The new recovery island allows Östrand to produce 500 GWh/yr of power. However, because of the CTMP plant, the mill must still purchase 32 GWh/yr. But, as Morin adds, the mill can send all its power production to the national grid in exchange for green certificates and then buy back its power needs.
SCA Östrand accounts for 25% of the power generated by the various hydroelectric power stations along the Ljungan River. Although its turbine is only half as large as the largest turbine along the river, it cannot produce at its full level continually, whereas the 150-MW unit is often constricted by low water flow.
A final benefit is the reduction in fuel oil needed. Now, oil is only used for startups and Morin expects consumption will be about 2000 m3 in 2008. "We produce the biofuel equivalent of 310,000 m3."

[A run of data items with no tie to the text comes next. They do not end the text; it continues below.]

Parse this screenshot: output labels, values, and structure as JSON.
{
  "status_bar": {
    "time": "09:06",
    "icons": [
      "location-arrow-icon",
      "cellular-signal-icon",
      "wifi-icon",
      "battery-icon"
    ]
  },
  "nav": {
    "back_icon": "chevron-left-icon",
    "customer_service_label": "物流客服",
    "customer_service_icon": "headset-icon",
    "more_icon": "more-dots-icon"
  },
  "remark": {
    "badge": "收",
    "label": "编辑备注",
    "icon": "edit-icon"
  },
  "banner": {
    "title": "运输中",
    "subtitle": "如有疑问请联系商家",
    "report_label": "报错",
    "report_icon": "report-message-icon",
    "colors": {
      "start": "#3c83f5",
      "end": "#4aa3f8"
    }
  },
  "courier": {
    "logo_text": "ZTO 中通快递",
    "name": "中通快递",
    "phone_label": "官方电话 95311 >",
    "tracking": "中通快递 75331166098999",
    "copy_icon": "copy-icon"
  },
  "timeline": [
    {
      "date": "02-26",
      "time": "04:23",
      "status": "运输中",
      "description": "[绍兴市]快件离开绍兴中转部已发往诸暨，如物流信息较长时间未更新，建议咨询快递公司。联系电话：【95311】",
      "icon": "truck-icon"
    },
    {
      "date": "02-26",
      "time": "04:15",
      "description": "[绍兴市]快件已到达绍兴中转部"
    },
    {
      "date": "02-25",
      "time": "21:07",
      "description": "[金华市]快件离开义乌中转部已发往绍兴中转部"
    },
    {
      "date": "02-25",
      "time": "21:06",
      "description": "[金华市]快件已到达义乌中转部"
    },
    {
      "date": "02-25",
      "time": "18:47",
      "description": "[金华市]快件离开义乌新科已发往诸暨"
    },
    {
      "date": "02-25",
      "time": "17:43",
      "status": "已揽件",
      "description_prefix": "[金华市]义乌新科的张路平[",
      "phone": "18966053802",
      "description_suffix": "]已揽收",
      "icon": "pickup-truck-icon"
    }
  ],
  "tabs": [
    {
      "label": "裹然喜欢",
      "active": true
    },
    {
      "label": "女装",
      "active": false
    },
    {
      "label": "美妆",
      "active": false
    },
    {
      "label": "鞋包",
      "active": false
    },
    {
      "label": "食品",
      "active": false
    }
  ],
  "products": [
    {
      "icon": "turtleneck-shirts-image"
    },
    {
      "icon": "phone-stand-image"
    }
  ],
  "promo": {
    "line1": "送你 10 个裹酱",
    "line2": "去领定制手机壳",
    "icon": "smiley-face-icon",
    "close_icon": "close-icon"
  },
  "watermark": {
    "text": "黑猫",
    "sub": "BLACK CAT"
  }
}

What's next for the mill? A few bottlenecks persist. With a bleaching system as closed as Östrand's, more evaporation capacity is always needed. The digester was built for 900 tonnes/day and is now producing 1,300 tonnes/day. Regulatory approval will be needed before the mill can totally address this issue as it will mean increased production.
Otherwise, Morin and his co-workers take satisfaction in their belief that they have the cleanest bleached kraft pulp mill in Sweden and perhaps anywhere.